A sound of crashing through the trees to her left, and she spun to face it. Hurriya did as well, lifting Mishpat, but then there was a man’s cry from that direction: “
Devora!

For an instant Devora was startled—Zadok had never used her name before, nor had she permitted it—but relief overwhelmed the brief shock. “Zadok!” she cried.

The nazarite burst into sight, his spear in his hand and three waterskins looped over his shoulder. Taking in the scene at a glance, he cast spear and skins aside and swept Devora up in his powerful arms, startling her. In a moment he’d borne her to the fire and set her beside it. His eyes were hot with fury, but he said nothing. He ducked into the shadows of the trees, and in a moment he returned with spear and waterskins and Hurriya walking beside him, naked and shaking, her legs bespattered with bits of flesh and tissue. She carried Mishpat out to her side.

Devora got hurriedly to her feet. “Zadok, my waterskin—”

He tossed it to her. “
Why
did you leave the fire?”

“Why did
you
?” Devora cried.

Zadok looked at her a moment. “Stay here,” he said firmly.

She nodded jerkily. His bronze spear clutched in one hand, the nazarite rose and hurried back into the shadows beneath the trees. Devora looked into the dark for a moment, shivering. Were there more out there, more dead?

But she had a problem here, near at hand, something she had to tend to. Something she
could
tend to.

“Sit,” Devora said to Hurriya. “Quickly.”

Hurriya lowered herself unsteadily, the firelight showing goose bumps along her arms and on the skin of her breasts, from the cold. She held Mishpat out to the
navi
, and Devora saw now that the girl had wrapped a small cloth about the hilt, so that her skin did not touch it. Devora would have been relieved, but she was too shaken with fear. Hurriya set the blade before Devora and removed the cloth. She did so slowly, as though reluctant to let the blade go.

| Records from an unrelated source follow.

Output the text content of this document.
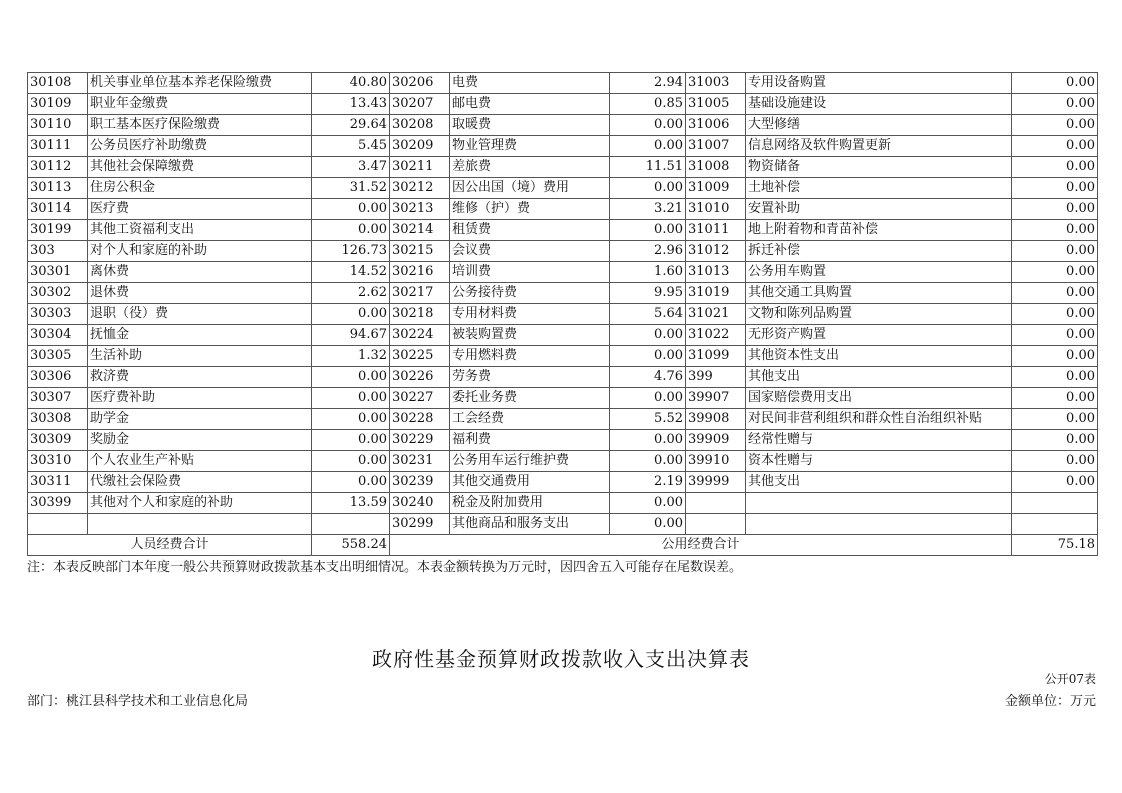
30108	机关事业单位基本养老保险缴费	40.80	30206	电费	2.94	31003	专用设备购置	0.00
30109	职业年金缴费	13.43	30207	邮电费	0.85	31005	基础设施建设	0.00
30110	职工基本医疗保险缴费	29.64	30208	取暖费	0.00	31006	大型修缮	0.00
30111	公务员医疗补助缴费	5.45	30209	物业管理费	0.00	31007	信息网络及软件购置更新	0.00
30112	其他社会保障缴费	3.47	30211	差旅费	11.51	31008	物资储备	0.00
30113	住房公积金	31.52	30212	因公出国（境）费用	0.00	31009	土地补偿	0.00
30114	医疗费	0.00	30213	维修（护）费	3.21	31010	安置补助	0.00
30199	其他工资福利支出	0.00	30214	租赁费	0.00	31011	地上附着物和青苗补偿	0.00
303	对个人和家庭的补助	126.73	30215	会议费	2.96	31012	拆迁补偿	0.00
30301	离休费	14.52	30216	培训费	1.60	31013	公务用车购置	0.00
30302	退休费	2.62	30217	公务接待费	9.95	31019	其他交通工具购置	0.00
30303	退职（役）费	0.00	30218	专用材料费	5.64	31021	文物和陈列品购置	0.00
30304	抚恤金	94.67	30224	被装购置费	0.00	31022	无形资产购置	0.00
30305	生活补助	1.32	30225	专用燃料费	0.00	31099	其他资本性支出	0.00
30306	救济费	0.00	30226	劳务费	4.76	399	其他支出	0.00
30307	医疗费补助	0.00	30227	委托业务费	0.00	39907	国家赔偿费用支出	0.00
30308	助学金	0.00	30228	工会经费	5.52	39908	对民间非营利组织和群众性自治组织补贴	0.00
30309	奖励金	0.00	30229	福利费	0.00	39909	经常性赠与	0.00
30310	个人农业生产补贴	0.00	30231	公务用车运行维护费	0.00	39910	资本性赠与	0.00
30311	代缴社会保险费	0.00	30239	其他交通费用	2.19	39999	其他支出	0.00
30399	其他对个人和家庭的补助	13.59	30240	税金及附加费用	0.00			
			30299	其他商品和服务支出	0.00			
人员经费合计		558.24	公用经费合计					75.18
注：本表反映部门本年度一般公共预算财政拨款基本支出明细情况。本表金额转换为万元时，因四舍五入可能存在尾数误差。
政府性基金预算财政拨款收入支出决算表
公开07表
部门：桃江县科学技术和工业信息化局	金额单位：万元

Devora set the blade aside—it would have to be cleansed—and then poured out the entire waterskin over the girl’s thighs and legs. Swept up some dry brush and began scrubbing her legs.

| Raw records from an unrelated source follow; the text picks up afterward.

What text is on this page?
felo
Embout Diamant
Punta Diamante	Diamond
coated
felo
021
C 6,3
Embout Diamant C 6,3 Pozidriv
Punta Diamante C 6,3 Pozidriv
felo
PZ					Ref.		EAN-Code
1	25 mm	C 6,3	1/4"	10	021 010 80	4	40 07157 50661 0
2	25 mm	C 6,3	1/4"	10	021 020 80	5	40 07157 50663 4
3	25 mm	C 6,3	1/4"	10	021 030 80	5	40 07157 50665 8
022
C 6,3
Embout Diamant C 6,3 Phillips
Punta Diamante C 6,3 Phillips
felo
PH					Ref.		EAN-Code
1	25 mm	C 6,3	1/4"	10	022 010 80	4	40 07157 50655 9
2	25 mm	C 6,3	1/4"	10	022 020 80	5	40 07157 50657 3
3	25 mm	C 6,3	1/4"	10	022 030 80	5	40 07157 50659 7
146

Hurriya gasped at the pain of it.

“Be still,” Devora snapped. “You have bits of—of
it
—on you. Be still, girl.”

Devora bent low over the girl and looked at her legs carefully in the firelight. Hissed through her teeth and brushed at a spot just above her knee. She glanced at the hair between the girl’s thighs, then gave a closer look though her face burned. But nothing had spattered that high on her body.

When Devora was satisfied that none of the unclean flesh was left on the girl’s body, she began brushing fiercely at the ground, pushing dirt and offal into a small pile that one might cover with two hands, if one dared to touch it. Devora straightened and turned toward Hurriya, still breathing fast.

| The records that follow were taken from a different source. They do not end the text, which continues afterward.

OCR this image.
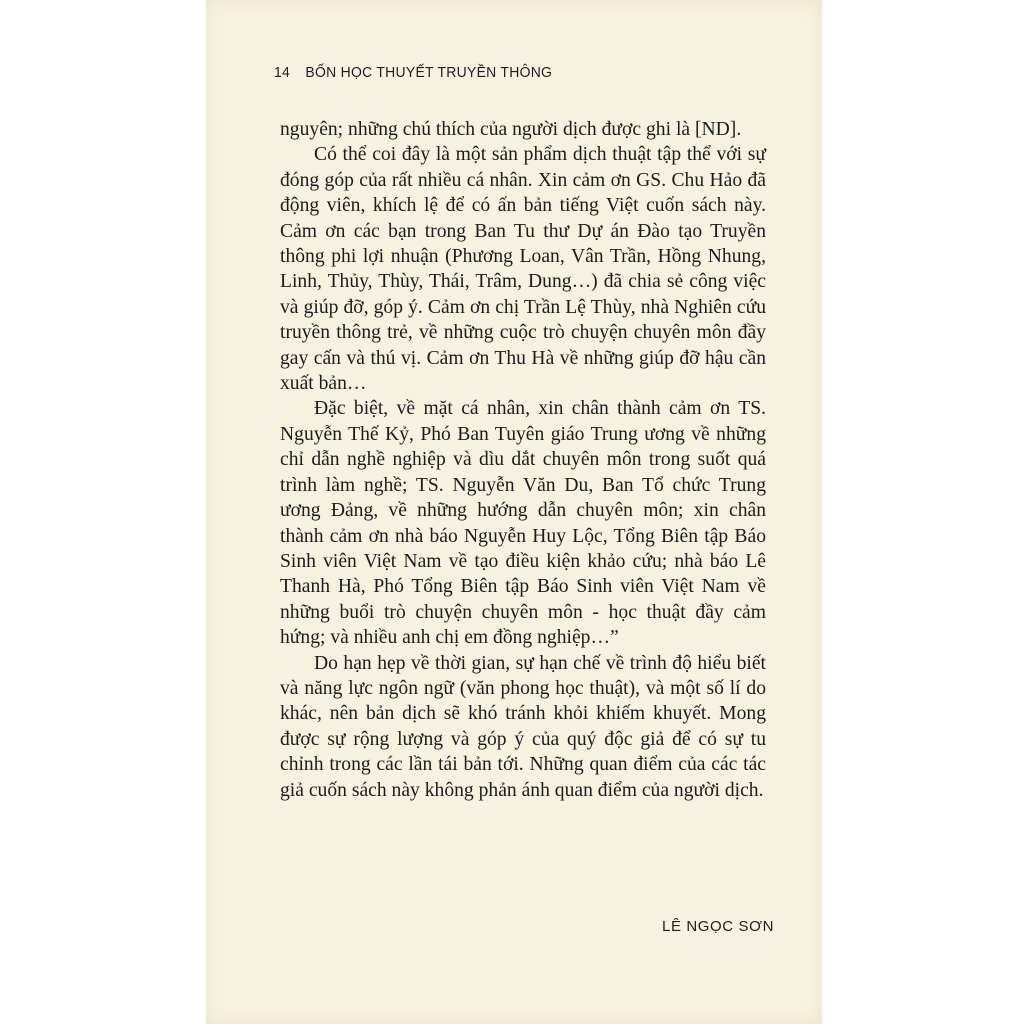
14 BỐN HỌC THUYẾT TRUYỀN THÔNG

nguyên; những chú thích của người dịch được ghi là [ND].

Có thể coi đây là một sản phẩm dịch thuật tập thể với sự đóng góp của rất nhiều cá nhân. Xin cảm ơn GS. Chu Hảo đã động viên, khích lệ để có ấn bản tiếng Việt cuốn sách này. Cảm ơn các bạn trong Ban Tu thư Dự án Đào tạo Truyền thông phi lợi nhuận (Phương Loan, Vân Trần, Hồng Nhung, Linh, Thủy, Thùy, Thái, Trâm, Dung…) đã chia sẻ công việc và giúp đỡ, góp ý. Cảm ơn chị Trần Lệ Thùy, nhà Nghiên cứu truyền thông trẻ, về những cuộc trò chuyện chuyên môn đầy gay cấn và thú vị. Cảm ơn Thu Hà về những giúp đỡ hậu cần xuất bản…

Đặc biệt, về mặt cá nhân, xin chân thành cảm ơn TS. Nguyễn Thế Kỷ, Phó Ban Tuyên giáo Trung ương về những chỉ dẫn nghề nghiệp và dìu dắt chuyên môn trong suốt quá trình làm nghề; TS. Nguyễn Văn Du, Ban Tổ chức Trung ương Đảng, về những hướng dẫn chuyên môn; xin chân thành cảm ơn nhà báo Nguyễn Huy Lộc, Tổng Biên tập Báo Sinh viên Việt Nam về tạo điều kiện khảo cứu; nhà báo Lê Thanh Hà, Phó Tổng Biên tập Báo Sinh viên Việt Nam về những buổi trò chuyện chuyên môn - học thuật đầy cảm hứng; và nhiều anh chị em đồng nghiệp…”

Do hạn hẹp về thời gian, sự hạn chế về trình độ hiểu biết và năng lực ngôn ngữ (văn phong học thuật), và một số lí do khác, nên bản dịch sẽ khó tránh khỏi khiếm khuyết. Mong được sự rộng lượng và góp ý của quý độc giả để có sự tu chỉnh trong các lần tái bản tới. Những quan điểm của các tác giả cuốn sách này không phản ánh quan điểm của người dịch.

LÊ NGỌC SƠN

“Never do that again,” she snapped.

“It stopped moving,” Hurriya breathed. “It stopped.”

“Yes, it did.”

“And it didn’t bite you. Or me.”

“It didn’t.” Devora’s voice was sharp. She wanted no comfort or help from this heathen girl; now that she was sure the girl had no bits of the corpse still clinging to her, Devora wanted to be left alone, to hold herself in her own arms and shiver. She realized she was still on the edge of panic. A whimper of fear rose in her throat, and she held it back. She bit her lip, hard, tasted her own living blood. Began to breathe more calmly. The girl was right. The corpse hadn’t bitten the
navi
, hadn’t even touched her bare skin. She was all right.

“You don’t know what I saw.” The Canaanite stared into the fire. “Coming down from the hills. With my child. The things I saw. I couldn’t watch another woman be eaten.”

Devora knelt by her and sat back on her heels. She watched the firelight play across the younger woman’s face. Then glanced over her shoulder at the dark under the trees. With a shudder, she wondered if she would ever again be able to sleep near trees.

“Thank you,” she whispered, and glanced back at the girl. But Hurriya had lost consciousness.

Devora watched her a moment, saw again the leanness of Hurriya’s body as she lay naked by the fire. Her breasts rising and falling with her breath. That ghastly pallor to her skin, almost as though she might be one of the dead herself. And now, great bruises forming on her thighs and the beginnings of sores where the saddle had rubbed her raw even through her salmah.